Before I tried my hand at fiction writing, I worked as a newspaper reporter. I was in the field for about a dozen years and never made more than $40,000 in a year. For the vast majority of my career, in fact, I made $20,000 - $25,000. I looked upward to journalists at the highest levels of the "game" at newspapers like the Detroit Free Press, Chicago Tribune and Washington Post. They made double or triple what I did.

After striving to reach their level for years, it became demoralizing and seemingly unattainable. So, I moved on. Now, I haven't exactly set the world on fire in terms of salary since then, but I am making more. Better yet, I don't have to live with the feeling that I'm somehow lacking, or that I'm not good enough to make it to the Big Leagues (to use a bad sports analogy).

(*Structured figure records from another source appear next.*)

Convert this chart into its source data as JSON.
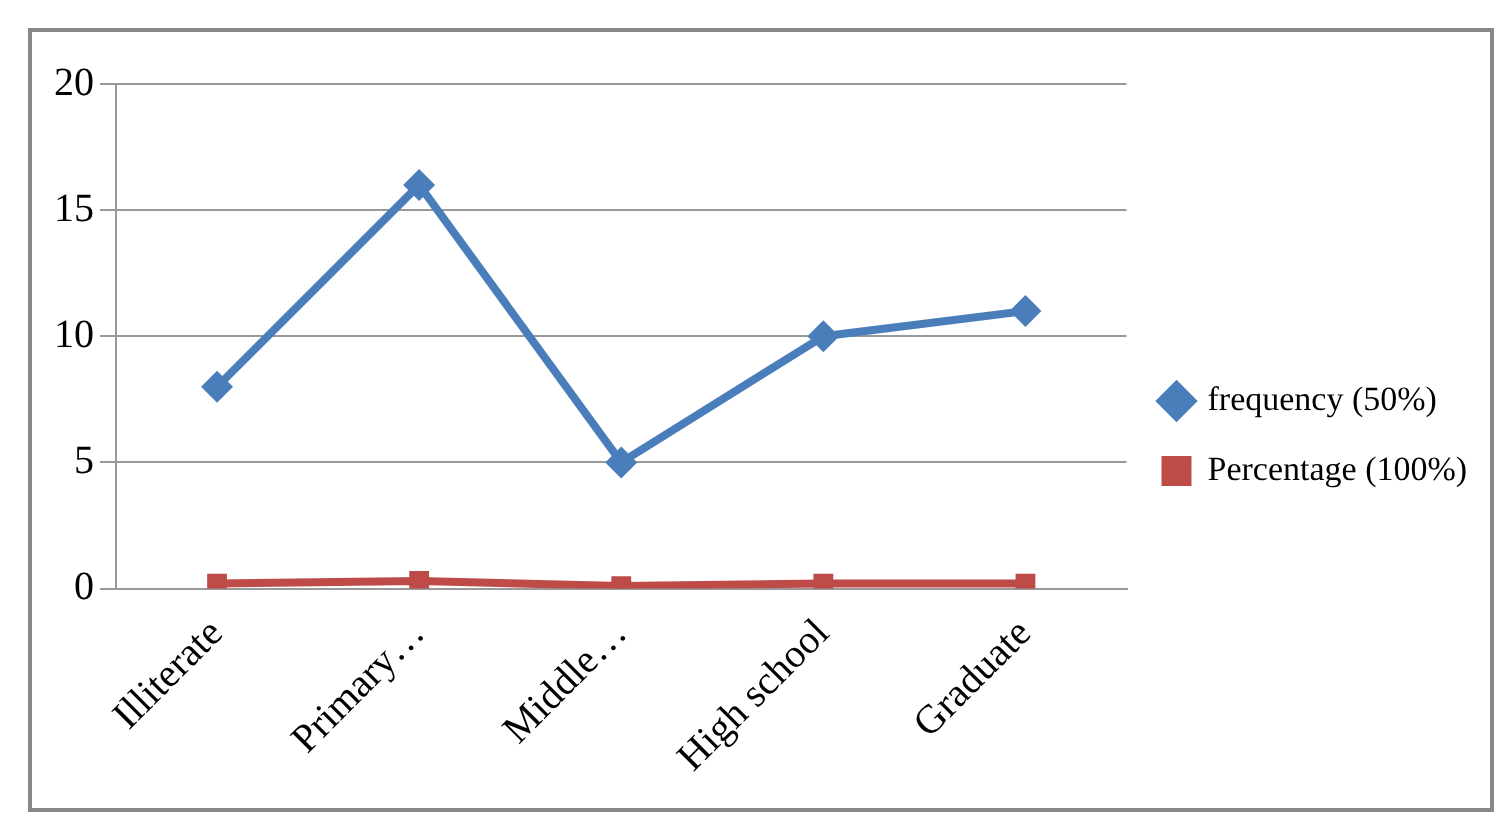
{
  "chart_data": {
    "type": "line",
    "categories": [
      "Illiterate",
      "Primary…",
      "Middle…",
      "High school",
      "Graduate"
    ],
    "series": [
      {
        "name": "frequency (50%)",
        "color": "#4a7ebb",
        "values": [
          8,
          16,
          5,
          10,
          11
        ],
        "marker": "diamond"
      },
      {
        "name": "Percentage (100%)",
        "color": "#be4b48",
        "values": [
          0.2,
          0.3,
          0.1,
          0.2,
          0.2
        ],
        "marker": "square"
      }
    ],
    "ylim": [
      0,
      20
    ],
    "yticks": [
      0,
      5,
      10,
      15,
      20
    ],
    "grid": "y",
    "legend": "right"
  }
}
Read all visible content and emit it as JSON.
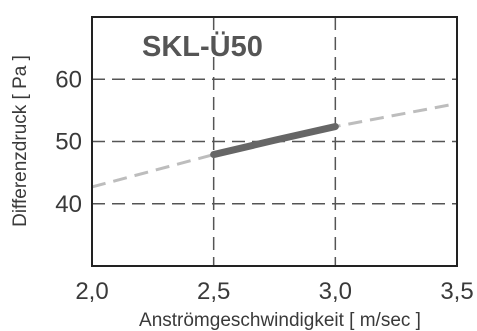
{
  "chart_data": {
    "type": "line",
    "title": "SKL-Ü50",
    "xlabel": "Anströmgeschwindigkeit [ m/sec ]",
    "ylabel": "Differenzdruck [ Pa ]",
    "xlim": [
      2.0,
      3.5
    ],
    "ylim": [
      30,
      70
    ],
    "x_ticks": [
      "2,0",
      "2,5",
      "3,0",
      "3,5"
    ],
    "y_ticks": [
      "40",
      "50",
      "60"
    ],
    "x_tick_values": [
      2.0,
      2.5,
      3.0,
      3.5
    ],
    "y_tick_values": [
      40,
      50,
      60
    ],
    "grid": true,
    "series": [
      {
        "style": "dashed-extrapolation",
        "color": "#bdbdbd",
        "x": [
          2.0,
          2.5,
          3.0,
          3.5
        ],
        "y": [
          42.7,
          47.9,
          52.4,
          56.1
        ]
      },
      {
        "style": "solid-operating-range",
        "color": "#666666",
        "x": [
          2.5,
          2.75,
          3.0
        ],
        "y": [
          47.9,
          50.2,
          52.4
        ]
      }
    ]
  }
}
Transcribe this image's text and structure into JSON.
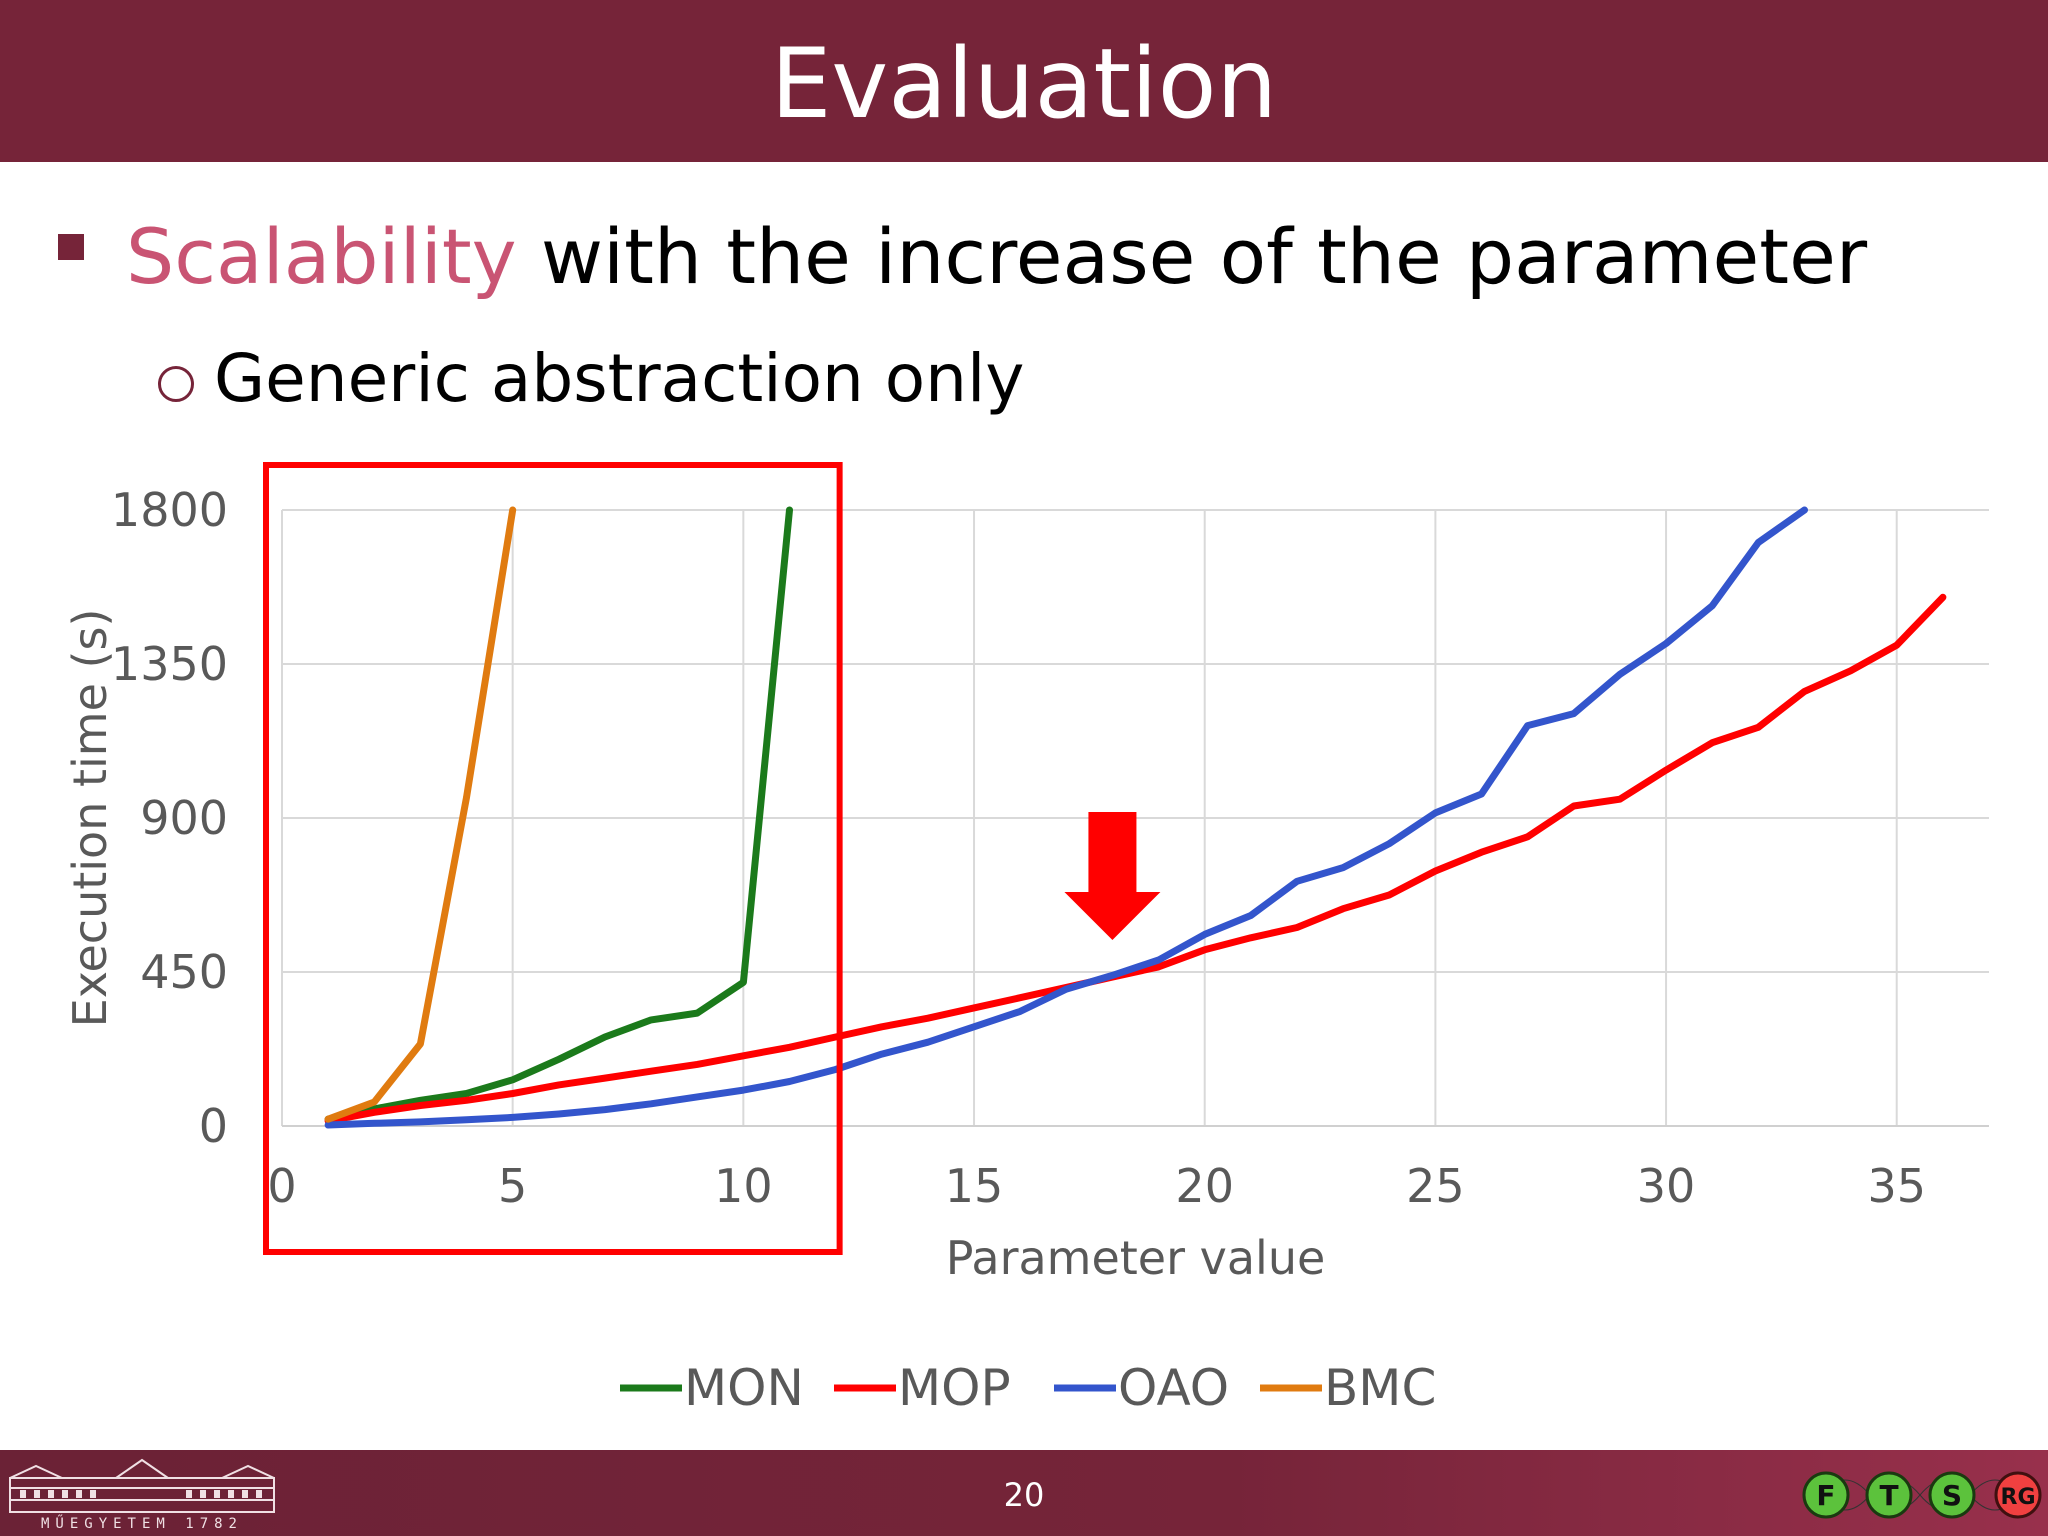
{
  "slide": {
    "title": "Evaluation",
    "bullet_highlight": "Scalability",
    "bullet_rest": " with the increase of the parameter",
    "sub_bullet": "Generic abstraction only",
    "page_number": "20",
    "logo_text": "MŰEGYETEM 1782",
    "ftsrg_letters": [
      "F",
      "T",
      "S",
      "RG"
    ]
  },
  "colors": {
    "header": "#762439",
    "highlight": "#c95473",
    "MON": "#1b7a1b",
    "MOP": "#ff0000",
    "OAO": "#3355cc",
    "BMC": "#e07b10",
    "annotation": "#ff0000"
  },
  "chart_data": {
    "type": "line",
    "title": "",
    "xlabel": "Parameter value",
    "ylabel": "Execution time (s)",
    "xlim": [
      0,
      37
    ],
    "ylim": [
      0,
      1800
    ],
    "xticks": [
      0,
      5,
      10,
      15,
      20,
      25,
      30,
      35
    ],
    "yticks": [
      0,
      450,
      900,
      1350,
      1800
    ],
    "grid": true,
    "legend": "bottom",
    "series": [
      {
        "name": "MON",
        "color": "#1b7a1b",
        "x": [
          1,
          2,
          3,
          4,
          5,
          6,
          7,
          8,
          9,
          10,
          11
        ],
        "y": [
          20,
          50,
          75,
          95,
          135,
          195,
          260,
          310,
          330,
          420,
          1800
        ]
      },
      {
        "name": "MOP",
        "color": "#ff0000",
        "x": [
          1,
          2,
          3,
          4,
          5,
          6,
          7,
          8,
          9,
          10,
          11,
          12,
          13,
          14,
          15,
          16,
          17,
          18,
          19,
          20,
          21,
          22,
          23,
          24,
          25,
          26,
          27,
          28,
          29,
          30,
          31,
          32,
          33,
          34,
          35,
          36
        ],
        "y": [
          15,
          40,
          60,
          75,
          95,
          120,
          140,
          160,
          180,
          205,
          230,
          260,
          290,
          315,
          345,
          375,
          405,
          435,
          465,
          515,
          550,
          580,
          635,
          675,
          745,
          800,
          845,
          935,
          955,
          1040,
          1120,
          1165,
          1270,
          1330,
          1405,
          1545
        ]
      },
      {
        "name": "OAO",
        "color": "#3355cc",
        "x": [
          1,
          2,
          3,
          4,
          5,
          6,
          7,
          8,
          9,
          10,
          11,
          12,
          13,
          14,
          15,
          16,
          17,
          18,
          19,
          20,
          21,
          22,
          23,
          24,
          25,
          26,
          27,
          28,
          29,
          30,
          31,
          32,
          33
        ],
        "y": [
          3,
          8,
          12,
          18,
          25,
          35,
          48,
          65,
          85,
          105,
          130,
          165,
          210,
          245,
          290,
          335,
          400,
          440,
          485,
          560,
          615,
          715,
          755,
          825,
          915,
          970,
          1170,
          1205,
          1320,
          1410,
          1520,
          1705,
          1800
        ]
      },
      {
        "name": "BMC",
        "color": "#e07b10",
        "x": [
          1,
          2,
          3,
          4,
          5
        ],
        "y": [
          20,
          70,
          240,
          960,
          1800
        ]
      }
    ],
    "annotations": [
      {
        "type": "highlight-box",
        "x_range": [
          0,
          12
        ]
      },
      {
        "type": "down-arrow",
        "x": 18
      }
    ]
  }
}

The reason I say all of this is that I am fighting many of those same feelings of rejection and failure as a fiction writer.

To date, I've only published a short story and a pair of novellas. So, if you said I shouldn't even be thinking in terms of success and failure right now, you'd have a point. After all, there are very few one-hit wonders in indie publishing - Darcie Chan's Mill River Recluse comes to mind.

Okay, I know, I get it. I'd have a lot more to whine about if I had published a dozen novels and still only saw trickling sales. Still, at the moment, I feel a lot like I did years ago. Truthfully, I'm having a really hard time finding the motivation to write. 

It takes a big investment of time and energy to put a story together. I can deal with that, and I still enjoy the process of writing. It's the investment in hope that, perhaps, this will be the one that sets me on my way, I'm lamenting over.

Because I know, going in, the odds are steep. I know, despite my best efforts, my next "little darling" will likely languish somewhere around a million in Amazon's Kindle store after a few months of being on its virtual shelves.

There's a line from my favorite movie, The Shawshank Redemption, which seems apt here:
Remember Red, hope is a good thing, maybe the best of things, and no good thing ever dies.
Anyway, I would really love to hear how you, my writing colleagues, deal with this issue from day to day. How do you push past it and keep churning the words out?